Haroshi's mind-blowing sculptures reveal the beauty of destroyed and discarded skateboards.

Haroshi's mind-blowing sculptures reveal the beauty of destroyed and discarded skateboards.

Haroshi constructs intricate, multicoloured sculptures from pieces of abandoned skateboards. The Japanese artist compresses old decks together then cuts this composite into shapes which he painstakingly glues together to form incredible wooden mosaic structures. No unloved piece of skate paraphernalia is left untouched as wheels, spacers, trucks and bearings also find their way into his pieces. His latest show, ‘Pain’, which just closed at StolenSpace, draws on his own personal struggles and comments on the overlap between pain, skateboarding and art. Huck sat down with Haroshi to talk art and suffering.

What first inspired you to turn old skateboards into art?
I used to work in the jewellery industry but I got bored making mass-produced pieces. In truth, it was my partner, Haru, who looked at my old boards piled up in a corner of the room and wondered if something interesting could done with them. I didn’t think I would find any interest from working with the old boards, but when I started, I realised it was a lot of fun.

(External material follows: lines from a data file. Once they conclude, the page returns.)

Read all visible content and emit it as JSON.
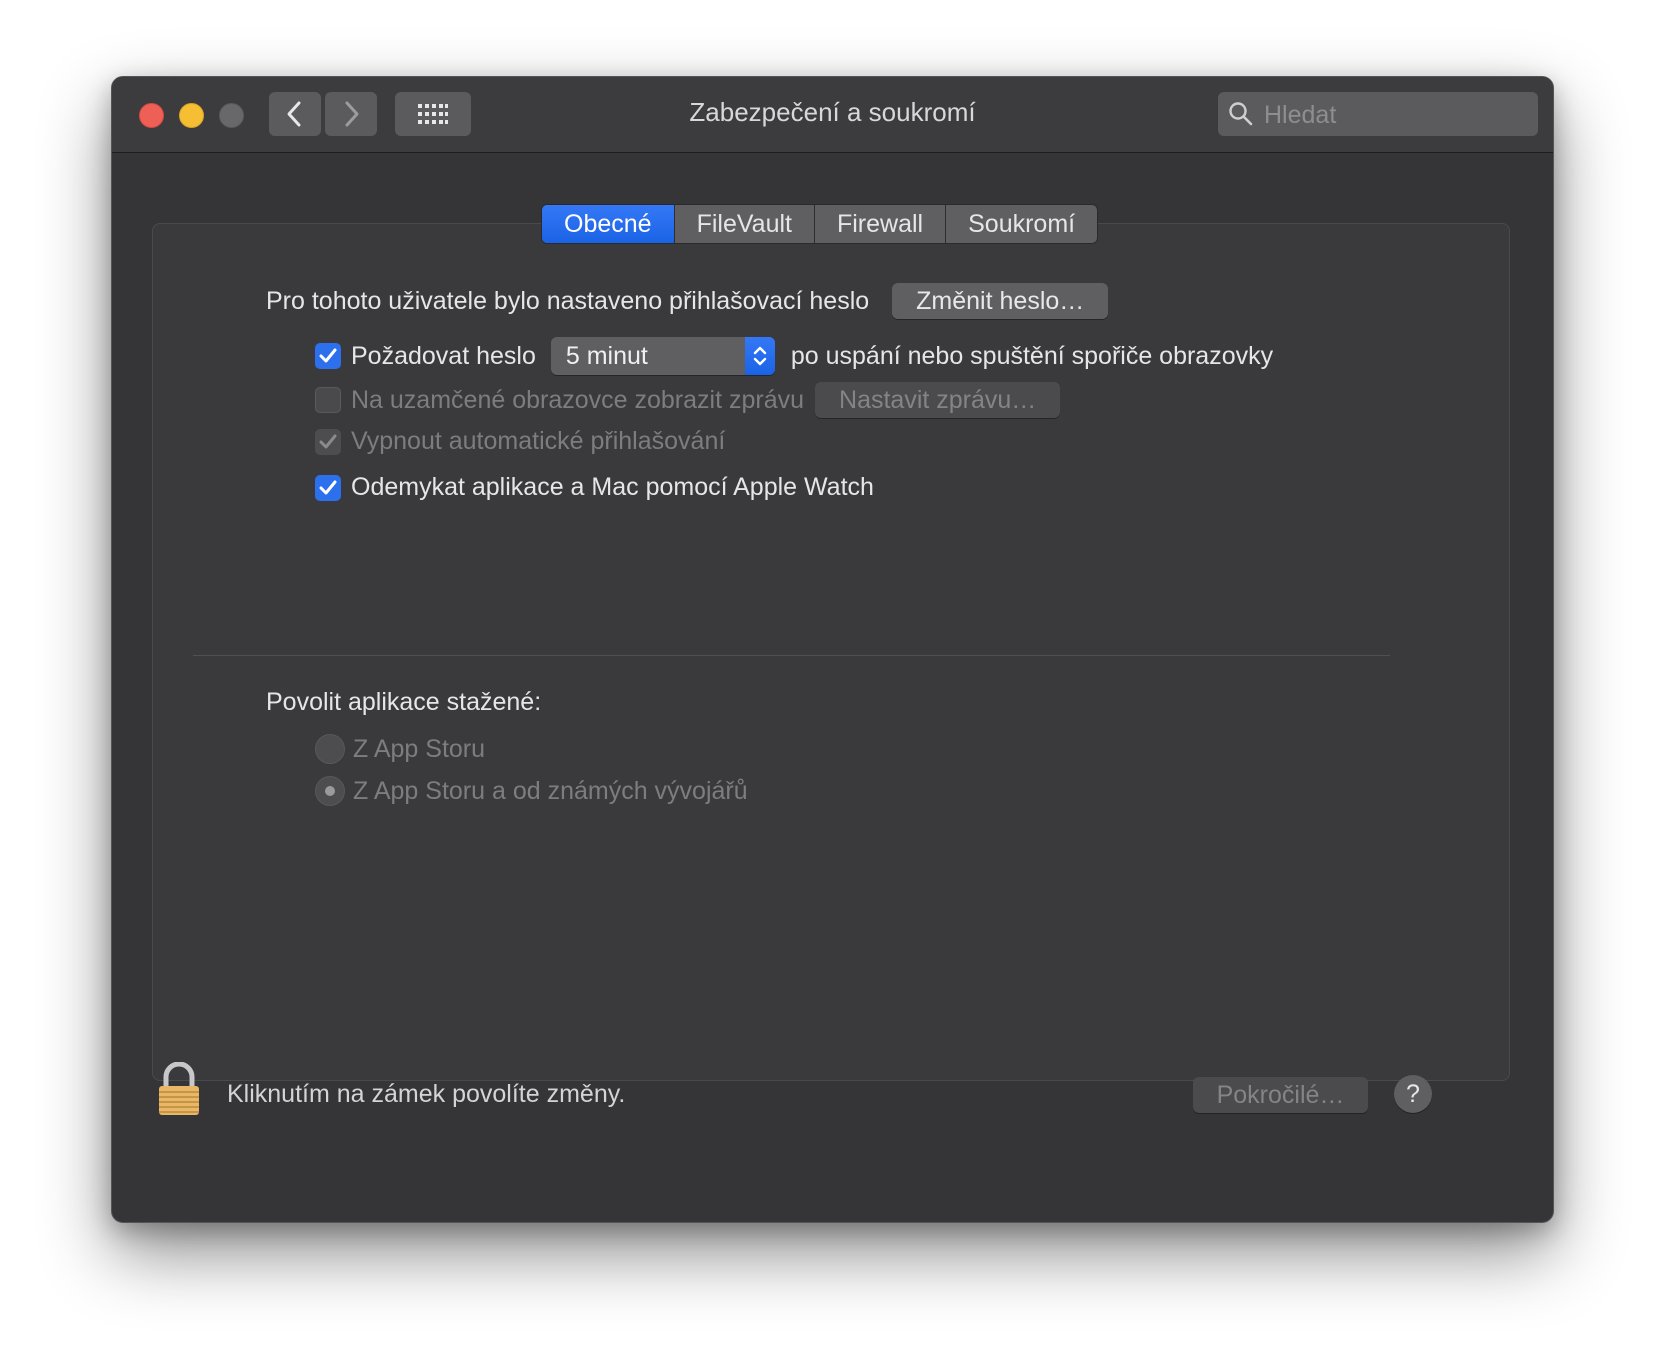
{
  "window": {
    "title": "Zabezpečení a soukromí"
  },
  "toolbar": {
    "search_placeholder": "Hledat"
  },
  "tabs": [
    {
      "label": "Obecné",
      "active": true
    },
    {
      "label": "FileVault",
      "active": false
    },
    {
      "label": "Firewall",
      "active": false
    },
    {
      "label": "Soukromí",
      "active": false
    }
  ],
  "general": {
    "password_set_text": "Pro tohoto uživatele bylo nastaveno přihlašovací heslo",
    "change_password_button": "Změnit heslo…",
    "require_password": {
      "checked": true,
      "label": "Požadovat heslo",
      "delay_value": "5 minut",
      "suffix": "po uspání nebo spuštění spořiče obrazovky"
    },
    "lock_message": {
      "checked": false,
      "enabled": false,
      "label": "Na uzamčené obrazovce zobrazit zprávu",
      "button": "Nastavit zprávu…"
    },
    "disable_auto_login": {
      "checked": true,
      "enabled": false,
      "label": "Vypnout automatické přihlašování"
    },
    "apple_watch_unlock": {
      "checked": true,
      "label": "Odemykat aplikace a Mac pomocí Apple Watch"
    }
  },
  "downloads": {
    "heading": "Povolit aplikace stažené:",
    "options": [
      {
        "label": "Z App Storu",
        "selected": false,
        "enabled": false
      },
      {
        "label": "Z App Storu a od známých vývojářů",
        "selected": true,
        "enabled": false
      }
    ]
  },
  "footer": {
    "lock_text": "Kliknutím na zámek povolíte změny.",
    "advanced_button": "Pokročilé…",
    "help_button": "?"
  },
  "colors": {
    "accent": "#2d70ee",
    "window_background": "#353537",
    "close": "#ee5f56",
    "minimize": "#f5be33",
    "zoom_disabled": "#68686b"
  }
}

Why do you feel that conserving and re-using this material is important?
In the early days of my career I didn’t feel it was important at all. I just didn’t have enough money to buy materials and people were throwing decks away, so I just collected them. Eventually, I was drawn in by the lure of used decks. I realised that decks which someone had skated hard had lots of scratches and broken parts, which are just beautiful to me. People asked me ‘Isn’t it easier to use new decks?’, but it’s more fun to use old decks in my art.

You’re self taught. Can you tell me about the learning process you went through to acquire the skills and techniques you use?
When I started, I could only make awful stuff. Now, I’m embarrassed when I see all those old pieces. But all those experiences along the way have helped me develop my thinking and my skills. That learning process made my art unique. So now I just keep going: learning and doing, along the way.

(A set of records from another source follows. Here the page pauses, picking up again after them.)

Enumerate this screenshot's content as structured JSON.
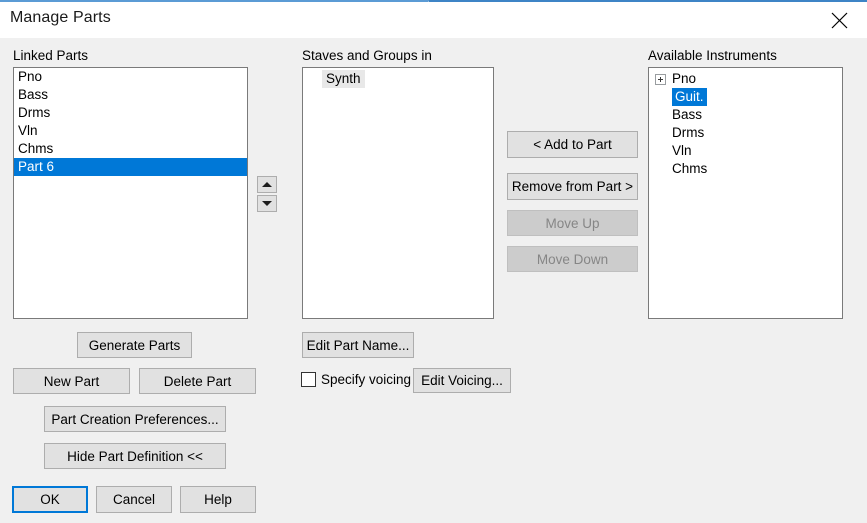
{
  "window": {
    "title": "Manage Parts",
    "close_icon": "close-icon",
    "accent_color": "#0078d7",
    "titlebar_background": "#ffffff",
    "dialog_background": "#f0f0f0"
  },
  "linked_parts": {
    "label": "Linked Parts",
    "items": [
      {
        "label": "Pno",
        "selected": false
      },
      {
        "label": "Bass",
        "selected": false
      },
      {
        "label": "Drms",
        "selected": false
      },
      {
        "label": "Vln",
        "selected": false
      },
      {
        "label": "Chms",
        "selected": false
      },
      {
        "label": "Part 6",
        "selected": true
      }
    ],
    "spinners": {
      "up_icon": "triangle-up-icon",
      "down_icon": "triangle-down-icon"
    },
    "buttons": {
      "generate_parts": "Generate Parts",
      "new_part": "New Part",
      "delete_part": "Delete Part",
      "part_creation_preferences": "Part Creation Preferences...",
      "hide_part_definition": "Hide Part Definition <<"
    }
  },
  "staves_and_groups": {
    "label": "Staves and Groups in",
    "items": [
      {
        "label": "Synth",
        "selected_inactive": true
      }
    ],
    "edit_part_name": "Edit Part Name...",
    "specify_voicing": {
      "label": "Specify voicing",
      "checked": false
    },
    "edit_voicing": "Edit Voicing..."
  },
  "transfer_buttons": [
    {
      "label": "< Add to Part",
      "enabled": true
    },
    {
      "label": "Remove from Part >",
      "enabled": true
    },
    {
      "label": "Move Up",
      "enabled": false
    },
    {
      "label": "Move Down",
      "enabled": false
    }
  ],
  "available_instruments": {
    "label": "Available Instruments",
    "items": [
      {
        "label": "Pno",
        "expandable": true,
        "expander_icon": "plus-box-icon",
        "selected": false
      },
      {
        "label": "Guit.",
        "expandable": false,
        "selected": true
      },
      {
        "label": "Bass",
        "expandable": false,
        "selected": false
      },
      {
        "label": "Drms",
        "expandable": false,
        "selected": false
      },
      {
        "label": "Vln",
        "expandable": false,
        "selected": false
      },
      {
        "label": "Chms",
        "expandable": false,
        "selected": false
      }
    ]
  },
  "footer": {
    "ok": "OK",
    "cancel": "Cancel",
    "help": "Help"
  }
}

What is the relationship between pain and skateboarding?
I think skateboarding is similar to tattooing: it looks good from the outside, but is associated with pain. The result will be worth the effort because it will go beyond the pain it cost. If you’ve really put a part of yourself into something, you will understand the pain I’m taking about.

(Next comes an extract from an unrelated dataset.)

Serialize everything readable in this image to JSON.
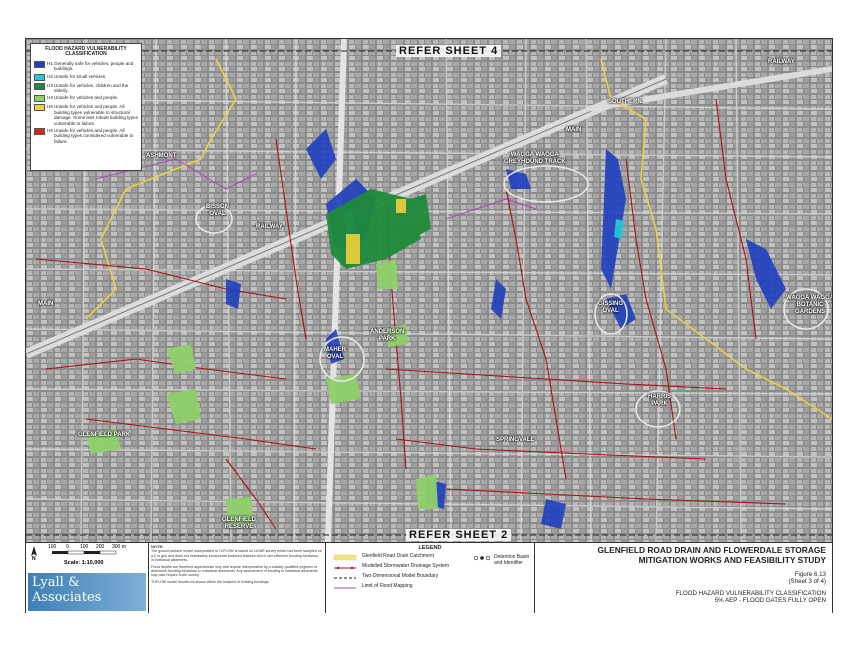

How have your own experiences of pain informed this body of work?
There is a hidden theme in each piece of art. Pain is not only from skateboarding. The art piece ‘Agony into Beauty’ expresses my own pain. I got lower back pain from skateboarding and hard work made it worse. I couldn’t do anything for a month at the beginning of this year. But I had to keep working on art pieces and I couldn’t go skateboarding. I have to make something from the pain and struggle.

Is pain a necessary ingredient in art?
I think pain is a necessary ingredient in art. Physical pain, complex and bad environments make art pieces shine. Art pieces get stronger and more beautiful the greater your will to express something.

What inspired you about Unkei’s use of Shin-gachi-rin, and how have you adapted the concept to use in your own work?
When I discovered Unkei’s technique, I fully understood how much it meant. I thought I should put a physical object into my art pieces to give them the presence of a soul. My art pieces need something invisible or understandable. There can be no meaning in life if we acknowledge only the visible. I think we all know that the most important things are invisible.

If you could only have one thing in your life, which would it be: art or skateboarding?
Good question! I have never been asked that. I think no one would call me an ‘artist’ if I didn’t make art with skateboards. I mean, everything is linked. I would disappear if I had to choose only one. Sorry, I really can’t answer that question.